© JUNGE FREIHEIT Verlag GmbH & Co. www.jungefreiheit.de 13/07 23. März 2007

Frisch gepresst

Kurt von Schleicher. Ende Januar 1933 entspann sich zwischen Reichskanzler von Schleicher und Reichspräsident von Hindenburg ein erregter Disput darüber, ob nun Adolf Hitler der Weg zur Kanzlerschaft frei gemacht werden solle. Im Hintergrund drohte der Bürgerkrieg. Mit der Verantwortung dafür, so der "alte Herr", wolle er nicht vor seinen höchsten Richter treten. "Schleicher bezweifelte daraufhin, ob Hindenburg überhaupt in den Himmel komme." Um solcher anekdotischen Verdichtungen willen, die Irene Strenge in ihrer Studie über "Kurt von Schleicher" (Politik im Reichswehrministerium am Ende der Weimarer Republik, Duncker &Humblot 2006, broschiert, 242 Seiten, 32 Euro) einstreut, darf man die Lektüre kurzweilig nennen. Mehr ist allerdings nicht zu erwarten. Neue Quellen zur Reichswehrpolitik, vor allem zu Schleichers Krisenmanagement im "Entscheidungsjahr 1932", bringt Strenge nicht bei. Da die Forschung hier aber zu einem gewissen Abschluß gelangt ist, hätte mehr als die von ihr gebotene Zusammenschau auch überrascht. Und selbst bei dieser eher anspruchslosen Bilanzierung übersieht sie eine der wichtigsten Publikationen zum Thema aus jüngster Zeit, nämlich die Rekonstruktion von Schleichers Anti-Hitler-Strategie, wie sie Gabriel Seiberth anhand der Tagebücher, Gutachten und Veröffentlichungen von dessen "Kronjuristen" Carl Schmitt versucht hat (JF 39/02).

Wolfgang Leonhard. Wer seinen Klassiker "Die Revolution entläßt ihre Kinder" kennt, dürfte über Wolfgang Leonhards jüngstes Buch "Meine Geschichte der DDR" (Rowohlt Verlag, Berlin 2007, gebunden, 268 Seiten, Abbildungen, 19,90 Euro) etwas die Stirn runzeln.
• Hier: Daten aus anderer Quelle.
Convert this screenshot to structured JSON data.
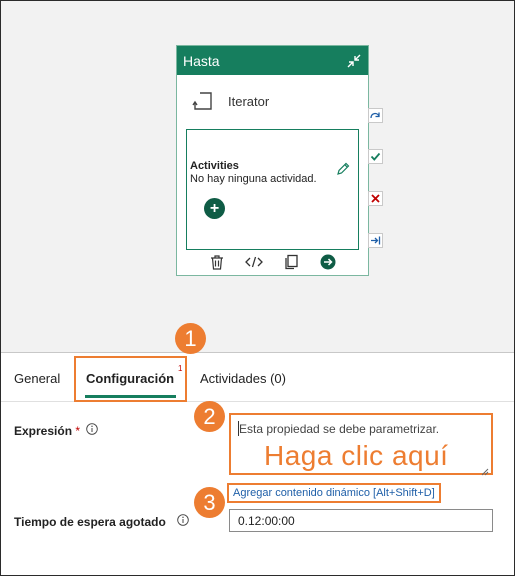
{
  "card": {
    "title": "Hasta",
    "iterator_label": "Iterator",
    "activities_title": "Activities",
    "activities_empty": "No hay ninguna actividad.",
    "add_button_symbol": "+"
  },
  "side_icons": [
    "skip-icon",
    "success-icon",
    "failure-icon",
    "completion-icon"
  ],
  "tabs": [
    {
      "label": "General"
    },
    {
      "label": "Configuración",
      "badge": "1",
      "active": true
    },
    {
      "label": "Actividades (0)"
    }
  ],
  "form": {
    "expression_label": "Expresión",
    "required_marker": "*",
    "expression_placeholder": "Esta propiedad se debe parametrizar.",
    "expression_overlay": "Haga clic aquí",
    "dynamic_content_link": "Agregar contenido dinámico [Alt+Shift+D]",
    "timeout_label": "Tiempo de espera agotado",
    "timeout_value": "0.12:00:00"
  },
  "callouts": [
    "1",
    "2",
    "3"
  ],
  "colors": {
    "brand": "#167e5e",
    "callout": "#ed7d31",
    "link": "#1f5fa8",
    "required": "#c00000"
  }
}
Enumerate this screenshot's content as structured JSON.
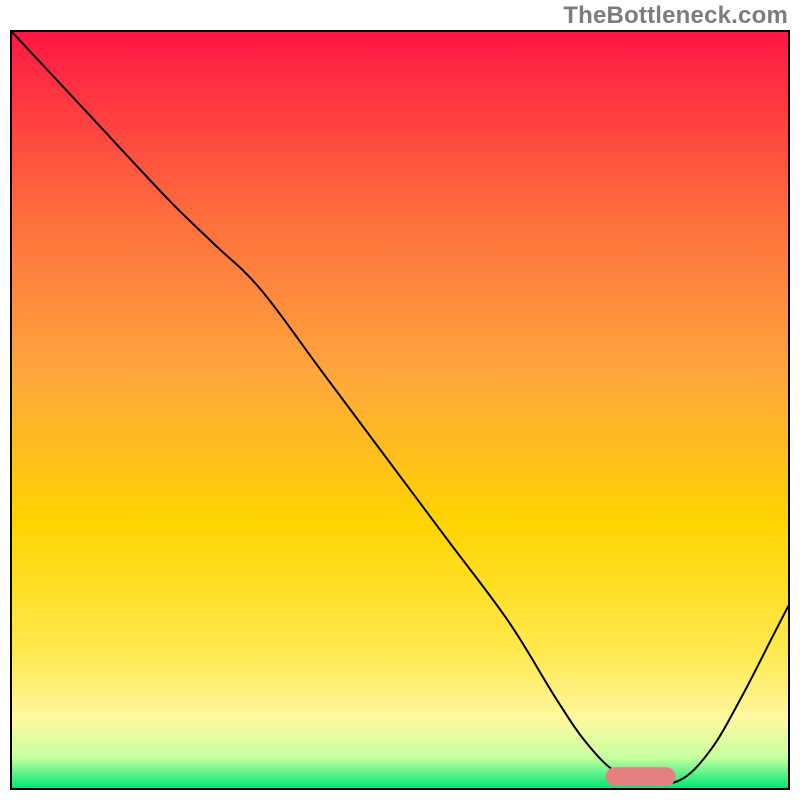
{
  "watermark": "TheBottleneck.com",
  "chart_data": {
    "type": "line",
    "title": "",
    "xlabel": "",
    "ylabel": "",
    "xlim": [
      0,
      100
    ],
    "ylim": [
      0,
      100
    ],
    "grid": false,
    "colors": {
      "gradient_top": "#ff1744",
      "gradient_mid_upper": "#ff8a3d",
      "gradient_mid": "#ffd400",
      "gradient_lower": "#fff8a0",
      "gradient_bottom": "#00e676",
      "curve": "#000000",
      "marker": "#e58080"
    },
    "series": [
      {
        "name": "bottleneck-curve",
        "x": [
          0,
          10,
          20,
          26,
          32,
          40,
          48,
          56,
          64,
          70,
          74,
          78,
          82,
          86,
          90,
          94,
          98,
          100
        ],
        "y": [
          100,
          89,
          78,
          72,
          66,
          55,
          44,
          33,
          22,
          12,
          6,
          2,
          1,
          1,
          5,
          12,
          20,
          24
        ]
      }
    ],
    "marker": {
      "x_center": 81,
      "y": 1.5,
      "width": 9,
      "height": 2.5
    },
    "legend": []
  }
}
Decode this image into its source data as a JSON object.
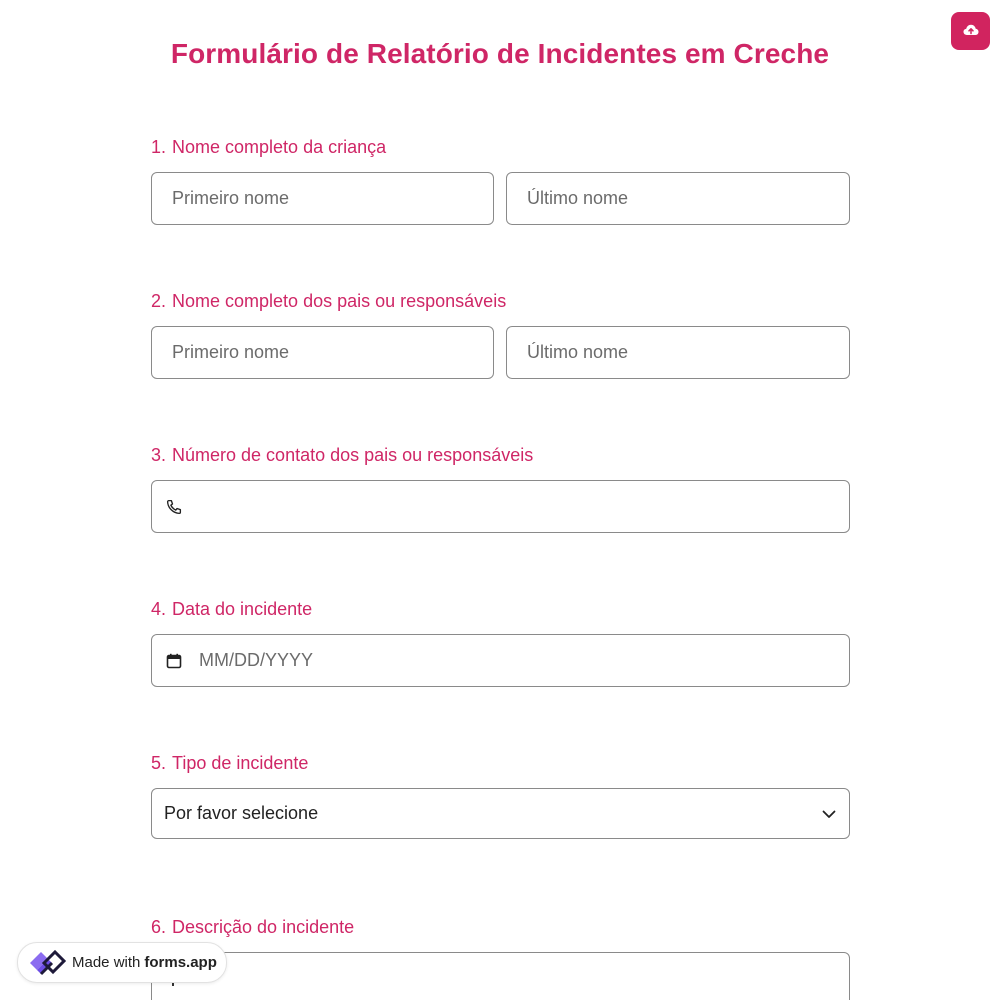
{
  "header": {
    "title": "Formulário de Relatório de Incidentes em Creche",
    "upload_icon": "cloud-upload-icon",
    "accent_color": "#d1245f"
  },
  "questions": [
    {
      "number": "1.",
      "label": "Nome completo da criança",
      "first_placeholder": "Primeiro nome",
      "last_placeholder": "Último nome"
    },
    {
      "number": "2.",
      "label": "Nome completo dos pais ou responsáveis",
      "first_placeholder": "Primeiro nome",
      "last_placeholder": "Último nome"
    },
    {
      "number": "3.",
      "label": "Número de contato dos pais ou responsáveis",
      "icon": "phone-icon"
    },
    {
      "number": "4.",
      "label": "Data do incidente",
      "placeholder": "MM/DD/YYYY",
      "icon": "calendar-icon"
    },
    {
      "number": "5.",
      "label": "Tipo de incidente",
      "selected": "Por favor selecione",
      "icon": "chevron-down-icon"
    },
    {
      "number": "6.",
      "label": "Descrição do incidente"
    }
  ],
  "footer": {
    "made_with": "Made with",
    "brand": "forms.app",
    "logo_icon": "forms-app-logo-icon"
  }
}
Schließlich hat der "letzte Überlebende der 'Gruppe Ulbricht'", die 1945 zur Implementierung des sozialistischen Systems aus Moskau in die sowjetische Besatzungszone kam, den Staat DDR eigentlich nur aus der Außenperspektive wahrnehmen können, da er 1949 - endgültig mit dem Stalinismus brechend - über Jugoslawien in den Westen floh. Allerdings schafft es Leonhard, auf seine Erfahrung mit dem System und vor allem den bis zu dessen Ende regierenden Personen gründend, "seine DDR" authentisch zu beschreiben, der er - im Vergleich zu späteren Journalistenkollegen aus der BRD - vielleicht etwas Nostalgie, aber deutlich weniger Sympathie entgegenbrachte.

Evo Morales. Was haben der deutschstämmige, 2002 verstorbene "rechte" General Hugo Banzer Suárez und der 47jährige, aus einer Aymara-Indianerfamilie entstammende "linke" Juan Evo Morales Ayma gemeinsam? Eigentlich nicht viel - doch der Aufstieg von Morales läßt sich ohne Banzer nicht erklären. Denn in dessen letzter Amtszeit wurde auf Druck Washingtons die vollständige Vernichtung des illegalen Koka-Anbaus in Bolivien angeordnet. Die folgende innerpolitische Krise spülte den Koka-Bauerngewerkschafter Morales nach oben, Ende 2005 gewann Morales die Präsidentschaftswahl. Nun ist eine erste Biographie auf deutsch erschienen - mit viel Sympathie schildert der ebenfalls aus dem Aymara-Volk stammende Autor den Aufstieg des ersten indianischen Staatsoberhaupts von Bolivien (Germán Muruchi Poma: Evo Morales. Die Biographie. Militzke Verlag, Leipzig 2007, gebunden, 356 Seiten, 29,90 Euro).